Mites of this genus have been found in bird nests, stored food, house dust, bat guano, bracket fungi (Polyporus), and bee nests (Apis spp., and Xylocopa). Dispersing mites have been found on Galagoides demidovii (Prince Demidoff's bushbaby), large flying fox Pteropus vampyrus (a bat), Trirhithrum coffeae (fruit fly of the family Tephritidae), and honey bees (Apis spp.).
Many species found in honey bee nests are generalists also found in other habitats: Glycycometus malaysiensis, Glycycometus molitor, and Glycycometus thailandicus. However, some species have so far been found only in bee nests where they feed on decomposing organic matter in nest cells: Glycycometus geniculatus sensu Vitzthum, Glycycometus rwandae, and Glycycometus combus.

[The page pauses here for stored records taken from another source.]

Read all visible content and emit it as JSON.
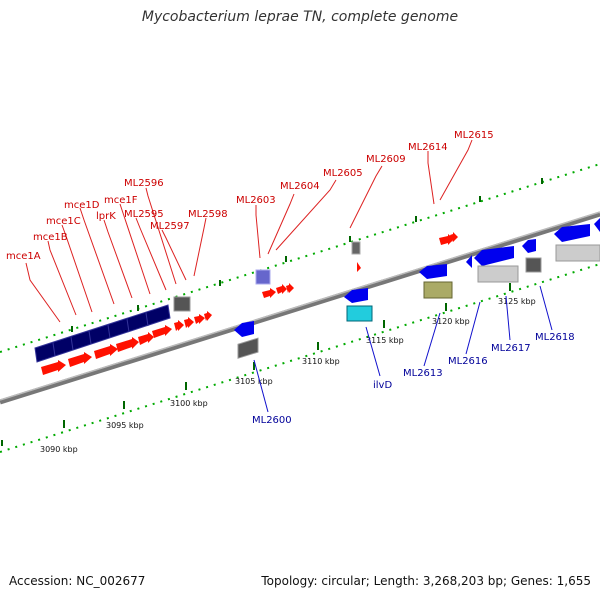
{
  "header": {
    "title": "Mycobacterium leprae TN, complete genome"
  },
  "footer": {
    "accession": "Accession: NC_002677",
    "topology": "Topology: circular; Length: 3,268,203 bp; Genes: 1,655"
  },
  "colors": {
    "backbone": "#888888",
    "forward_gene": "#ff0000",
    "reverse_gene": "#0000ff",
    "feature_navy": "#000066",
    "forward_label": "#cc0000",
    "reverse_label": "#000099",
    "tick_green": "#008800"
  },
  "scale_labels": [
    "3090 kbp",
    "3095 kbp",
    "3100 kbp",
    "3105 kbp",
    "3110 kbp",
    "3115 kbp",
    "3120 kbp",
    "3125 kbp"
  ],
  "forward_labels": [
    "mce1A",
    "mce1B",
    "mce1C",
    "mce1D",
    "lprK",
    "mce1F",
    "ML2595",
    "ML2596",
    "ML2597",
    "ML2598",
    "ML2603",
    "ML2604",
    "ML2605",
    "ML2609",
    "ML2614",
    "ML2615"
  ],
  "reverse_labels": [
    "ML2600",
    "ilvD",
    "ML2613",
    "ML2616",
    "ML2617",
    "ML2618"
  ]
}
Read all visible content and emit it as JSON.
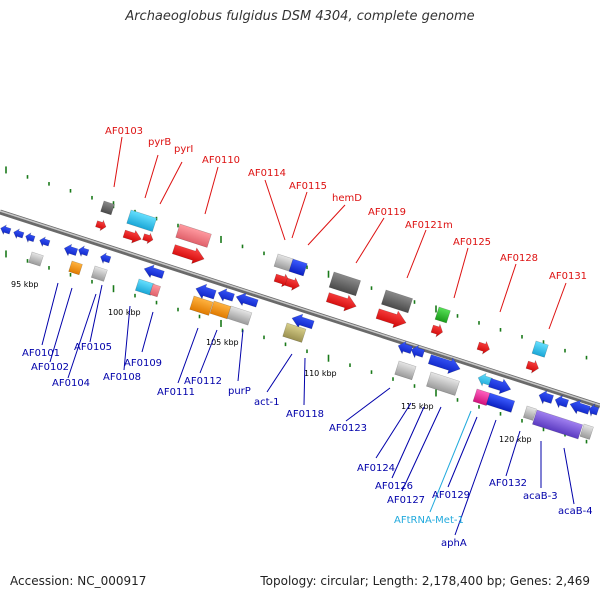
{
  "title": "Archaeoglobus fulgidus DSM 4304, complete genome",
  "footer": {
    "accession": "Accession: NC_000917",
    "summary": "Topology: circular; Length: 2,178,400 bp; Genes: 2,469"
  },
  "colors": {
    "backbone": "#8a8a8a",
    "tick": "#1a7a1a",
    "label_top": "#dd1111",
    "label_bottom": "#0000aa",
    "label_trna": "#22aadd"
  },
  "kbp_labels": [
    "95 kbp",
    "100 kbp",
    "105 kbp",
    "110 kbp",
    "115 kbp",
    "120 kbp"
  ],
  "top_labels": [
    "AF0103",
    "pyrB",
    "pyrI",
    "AF0110",
    "AF0114",
    "AF0115",
    "hemD",
    "AF0119",
    "AF0121m",
    "AF0125",
    "AF0128",
    "AF0131"
  ],
  "bottom_labels": [
    "AF0101",
    "AF0102",
    "AF0104",
    "AF0105",
    "AF0108",
    "AF0109",
    "AF0111",
    "AF0112",
    "purP",
    "act-1",
    "AF0118",
    "AF0123",
    "AF0124",
    "AF0126",
    "AF0127",
    "AF0129",
    "AFtRNA-Met-1",
    "aphA",
    "AF0132",
    "acaB-3",
    "acaB-4"
  ]
}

In India, Glycycometus molitor, G. thailandicus, and G. 'orientalis' (nom. nud) have been found in vacated combs, hive debris, brood combs, and dead bees in nests of Apis mellifera and A. cerana. Phoresy on worker bees has been detected in all three species (Sumangala and Haq, 2001). Glycycometus malaysiensis and G. thailandicus have been classified as saprophagous in beehives (Malabanan and Corpuz-Raros, 1998). Glycycometus combus was isolated from stored, damaged comb of Apis florea; these mites were observed to feed actively and reproduce well on the comb material (Chinniah and Mohanasundaram, 1996).